The main issue for employers is that they need to make sure they are tracking, reporting and, where relevant, operating PAYE and NIC correctly on employee share awards according to the new rules. The difficulty here is that under the new legislation it will be more common for a tax charge on employment-related shares to occur when the employee is no longer resident in the UK.

Employers already need to ensure that they can keep track of UK tax compliance and withholding obligations in respect of share awards to internationally mobile employees, but this is now more important under the new regime. Share plan administrators may need to review their systems in order to fully support their clients.

Any standard employer communications (such as employee booklets, letters or other guides) to employees on the grant of employment-related securities and options will also need to be updated to reflect the new rules.

Employers should also review any tax planning or agreements they may have with HMRC in respect of mobile employees, particularly where there are senior / highly paid NOR employees with ongoing UK and non-UK duties.

HMRC has confirmed in its Budget Notes (BN106) that the intention is to change the law only for securities and options granted after 5 April 2008, i.e. the changes will not have retrospective effect.


Previously, in a typical example of securities options granted to NOR employees, there would be a notional loan charge under the rules for securities acquired for less than market value. Although this charge often came within the £5,000 de minimis exemption for loans from employers, employers found it hard to keep track and report it correctly. Particular problems arose where an employee remained in the UK and sold the shares, since the employer had a PAYE liability on the deemed write-off of the notional loan at that time.

After the changes to the law take effect, the notional loan will generally no longer apply to option shares acquired by NOR optionholders, and they will instead be taxed on the spread at exercise in the same way as ordinarily resident employees.

Restricted securities

Previously, in a typical example of restricted securities awarded to NOR employees, there would be an income tax charge on the market value of the securities on acquisition taking into account the effect the restrictions would have on that value, and no further income tax charge after that point.

After the changes to the law take effect, the more flexible treatment on restricted securities available to ordinarily resident employees will also be available to NOR employees, which in many cases allows the employee and employer to jointly elect for certain types of treatment although again it will probably mean that NOR employees will pay more tax in most circumstances.

UK securities will always be within the UK

Most importantly, if the employment-related securities are issued by a UK company, taxable amounts will always be treated as remitted, so apportionment will not apply.

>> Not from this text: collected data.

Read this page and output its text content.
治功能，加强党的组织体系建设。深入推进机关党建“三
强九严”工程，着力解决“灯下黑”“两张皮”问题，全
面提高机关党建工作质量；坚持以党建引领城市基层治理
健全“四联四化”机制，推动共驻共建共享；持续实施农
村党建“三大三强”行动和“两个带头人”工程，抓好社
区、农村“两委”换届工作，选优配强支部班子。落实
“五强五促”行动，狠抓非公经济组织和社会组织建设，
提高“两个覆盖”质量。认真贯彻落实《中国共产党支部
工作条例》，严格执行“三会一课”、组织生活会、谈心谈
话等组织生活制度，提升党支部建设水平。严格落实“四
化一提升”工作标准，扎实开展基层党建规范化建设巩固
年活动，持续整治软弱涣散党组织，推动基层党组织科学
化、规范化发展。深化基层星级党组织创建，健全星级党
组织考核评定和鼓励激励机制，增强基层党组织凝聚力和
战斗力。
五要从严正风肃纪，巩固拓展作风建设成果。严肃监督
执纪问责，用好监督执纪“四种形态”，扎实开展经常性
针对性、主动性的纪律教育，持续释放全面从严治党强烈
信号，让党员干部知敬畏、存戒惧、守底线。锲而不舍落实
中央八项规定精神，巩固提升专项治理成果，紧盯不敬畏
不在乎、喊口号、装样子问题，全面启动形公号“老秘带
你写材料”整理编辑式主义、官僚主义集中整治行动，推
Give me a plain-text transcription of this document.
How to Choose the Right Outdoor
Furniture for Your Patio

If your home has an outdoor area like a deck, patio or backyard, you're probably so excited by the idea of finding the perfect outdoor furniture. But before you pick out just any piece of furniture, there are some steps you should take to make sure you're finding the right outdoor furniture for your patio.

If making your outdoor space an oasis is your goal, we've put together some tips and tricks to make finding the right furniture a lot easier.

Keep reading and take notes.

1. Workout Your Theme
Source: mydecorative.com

This is because the securities are by definition already within the UK when issued.

Apportionment between UK and non-UK duties

Under the new rules as they apply to securities issued by non-UK companies, it will be possible to apportion potentially taxable unremitted income from securities and options between UK and non-UK duties for NOR taxpayers who

  • have both UK and non-UK duties under the relevant employment; and

  • elect for the remittance basis of taxation under the new regime.

This means that:

  • the portion of any relevant amount relating to UK duties would be taxable whether or nor remitted; and

  • the remainder would not be taxable unless remitted.

However, it is not entirely clear how the apportionment will be done. The Finance Bill 2008 explains that it will be accrued “on a daily basis over the relevant period”, but leaves scope for HMRC to change the result in various circumstances provided the final apportionment is “just and reasonable” (this last phrase is used repeatedly).

Apportionment for non-domiciled taxpayers

Apportionment will also be available to non-domiciled taxpayers who are ordinarily resident if they have elected to keep the remittance basis of taxation. However, in such cases, as for general earnings, the taxpayer will only be able to keep gains from employment-related securities out of the UK tax net if they relate to non-UK duties of a non-UK employment.